The Mirror of Solitude

Submitted by Chris Webster on Thu, 2007/05/10 - 08:27
Straw Dogs

E.O. Wilson has written: ’... the next century will see the closing of the Cenozoic Era (the Age of Mammals) and a new one characterized not by new life forms but by biological impoverishment. It might be appropriately called the “Eremozoic Era”, the Age of Loneliness.’

Humanity could soon find itself alone, in an empty world. Humans co-opt over 40 per cent of the Earth’s living tissue. If, over the next few decades, human numbers increase by half again, well over half the world’s organic matter will be given over to humans. Very likely this nightmare will never come to pass. The prosthetic world that humans are creating for themselves will be destroyed, long before it is completed, by the side effects of human activity – war, pollution or disease.
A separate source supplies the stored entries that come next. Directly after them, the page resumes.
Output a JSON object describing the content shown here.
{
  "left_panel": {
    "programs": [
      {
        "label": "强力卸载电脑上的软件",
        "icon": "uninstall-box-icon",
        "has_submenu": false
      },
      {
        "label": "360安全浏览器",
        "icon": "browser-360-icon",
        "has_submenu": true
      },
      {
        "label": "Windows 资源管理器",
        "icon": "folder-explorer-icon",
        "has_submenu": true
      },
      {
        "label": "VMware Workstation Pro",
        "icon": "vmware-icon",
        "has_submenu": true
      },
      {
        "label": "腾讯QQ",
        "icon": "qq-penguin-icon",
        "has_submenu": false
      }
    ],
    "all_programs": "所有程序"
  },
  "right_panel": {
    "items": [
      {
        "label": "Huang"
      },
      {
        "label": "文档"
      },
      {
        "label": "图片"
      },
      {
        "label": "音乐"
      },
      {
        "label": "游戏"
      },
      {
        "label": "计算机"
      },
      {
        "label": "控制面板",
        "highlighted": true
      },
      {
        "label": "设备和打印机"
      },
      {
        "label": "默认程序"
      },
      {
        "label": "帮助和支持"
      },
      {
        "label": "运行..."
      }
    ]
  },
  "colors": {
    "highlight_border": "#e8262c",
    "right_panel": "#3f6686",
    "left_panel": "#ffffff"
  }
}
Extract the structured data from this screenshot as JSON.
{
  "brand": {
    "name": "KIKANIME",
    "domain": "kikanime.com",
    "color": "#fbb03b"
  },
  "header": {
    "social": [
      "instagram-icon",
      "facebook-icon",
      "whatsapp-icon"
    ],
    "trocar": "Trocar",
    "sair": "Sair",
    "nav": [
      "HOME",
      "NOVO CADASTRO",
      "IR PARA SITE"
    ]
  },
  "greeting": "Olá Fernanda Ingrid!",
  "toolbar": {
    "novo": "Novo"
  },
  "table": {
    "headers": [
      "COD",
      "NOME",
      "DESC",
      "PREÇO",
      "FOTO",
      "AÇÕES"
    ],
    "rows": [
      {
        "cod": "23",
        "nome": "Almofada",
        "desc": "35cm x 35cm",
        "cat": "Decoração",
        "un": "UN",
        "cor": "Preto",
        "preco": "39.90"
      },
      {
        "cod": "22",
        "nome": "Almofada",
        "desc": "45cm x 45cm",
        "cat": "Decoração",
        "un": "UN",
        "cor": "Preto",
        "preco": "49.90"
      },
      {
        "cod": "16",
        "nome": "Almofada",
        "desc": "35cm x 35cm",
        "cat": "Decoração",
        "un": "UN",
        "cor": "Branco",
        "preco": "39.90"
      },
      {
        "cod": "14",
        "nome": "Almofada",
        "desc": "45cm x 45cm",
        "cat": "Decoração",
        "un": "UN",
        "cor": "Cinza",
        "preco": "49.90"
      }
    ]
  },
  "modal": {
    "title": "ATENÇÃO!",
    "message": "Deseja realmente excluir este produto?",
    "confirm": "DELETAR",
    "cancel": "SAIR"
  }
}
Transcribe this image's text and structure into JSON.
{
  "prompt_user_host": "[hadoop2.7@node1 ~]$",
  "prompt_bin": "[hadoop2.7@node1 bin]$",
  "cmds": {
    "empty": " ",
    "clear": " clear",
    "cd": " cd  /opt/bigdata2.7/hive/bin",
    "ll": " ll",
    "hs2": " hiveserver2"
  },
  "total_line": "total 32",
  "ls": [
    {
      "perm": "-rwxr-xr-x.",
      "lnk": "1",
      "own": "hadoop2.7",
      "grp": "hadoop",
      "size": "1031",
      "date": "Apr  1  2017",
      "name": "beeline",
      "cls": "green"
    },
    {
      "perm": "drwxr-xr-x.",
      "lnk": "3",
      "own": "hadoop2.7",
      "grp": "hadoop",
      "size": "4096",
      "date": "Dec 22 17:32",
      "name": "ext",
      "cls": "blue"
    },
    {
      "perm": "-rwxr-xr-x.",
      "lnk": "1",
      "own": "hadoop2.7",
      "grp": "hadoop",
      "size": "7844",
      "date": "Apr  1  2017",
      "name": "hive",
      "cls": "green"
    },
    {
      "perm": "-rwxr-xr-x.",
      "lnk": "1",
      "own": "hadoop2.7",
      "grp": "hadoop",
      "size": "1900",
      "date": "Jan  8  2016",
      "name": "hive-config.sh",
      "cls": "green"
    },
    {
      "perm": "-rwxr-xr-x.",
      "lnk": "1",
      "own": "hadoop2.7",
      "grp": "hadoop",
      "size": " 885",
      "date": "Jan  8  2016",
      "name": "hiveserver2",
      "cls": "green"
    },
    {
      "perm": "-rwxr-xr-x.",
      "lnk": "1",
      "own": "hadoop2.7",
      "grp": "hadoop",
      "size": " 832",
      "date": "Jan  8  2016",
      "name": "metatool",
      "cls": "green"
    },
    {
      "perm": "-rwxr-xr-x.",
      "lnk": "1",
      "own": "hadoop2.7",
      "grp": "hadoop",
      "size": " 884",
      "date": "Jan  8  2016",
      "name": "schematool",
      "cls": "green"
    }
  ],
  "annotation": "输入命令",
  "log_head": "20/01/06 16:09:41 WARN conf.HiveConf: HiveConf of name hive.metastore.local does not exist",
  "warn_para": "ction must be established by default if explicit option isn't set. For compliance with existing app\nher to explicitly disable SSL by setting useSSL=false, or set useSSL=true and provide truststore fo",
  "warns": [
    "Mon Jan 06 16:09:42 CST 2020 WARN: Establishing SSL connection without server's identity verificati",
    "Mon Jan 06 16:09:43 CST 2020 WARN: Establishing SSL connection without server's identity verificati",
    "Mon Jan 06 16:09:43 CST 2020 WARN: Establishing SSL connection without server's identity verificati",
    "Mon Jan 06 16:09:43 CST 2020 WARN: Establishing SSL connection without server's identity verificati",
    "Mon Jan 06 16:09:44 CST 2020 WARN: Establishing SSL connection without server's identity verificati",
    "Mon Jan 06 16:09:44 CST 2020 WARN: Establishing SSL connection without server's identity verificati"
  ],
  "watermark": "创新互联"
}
If the present wave of mass extinctions is followed by an Era of Solitude, it will surely be full of mystics. A destitute world will be the site of a revival of piety. Like prayerful astronauts, its inhabitants will look to the heavens for sustenance – and they will not be disappointed. What could be more natural for a species that has exterminated its animal kin than to look into a mirror and find that it is not alone?

Mystics imagine that by seeking out empty places they can open themselves to something other than themselves. Nearly always they do the opposite. They carry the trash and litter of humanity wherever they go.

Mystics talk of finding sermons in stones. For seekers after inhuman truth there could be no worse nightmare. It is only because nature cares nothing for us that it can release us from human cares. Fernando Pessoa writes:

Only if you do not know what flowers, stones, and rivers are
Can you talk about their feelings.
To talk about the soul of flowers, stones, and rivers,
Is to talk about yourself, about your delusions.
Thank God stones are just stones,
And rivers just rivers,
And flowers just flowers.

Anyone who truly wants to escape human solipsism should not seek out empty places. Instead of fleeing to the desert, where they will be thrown back into their own thoughts, they will do better to seek the company of other animals. A zoo is a better window from which to look out of the human world than a monastery.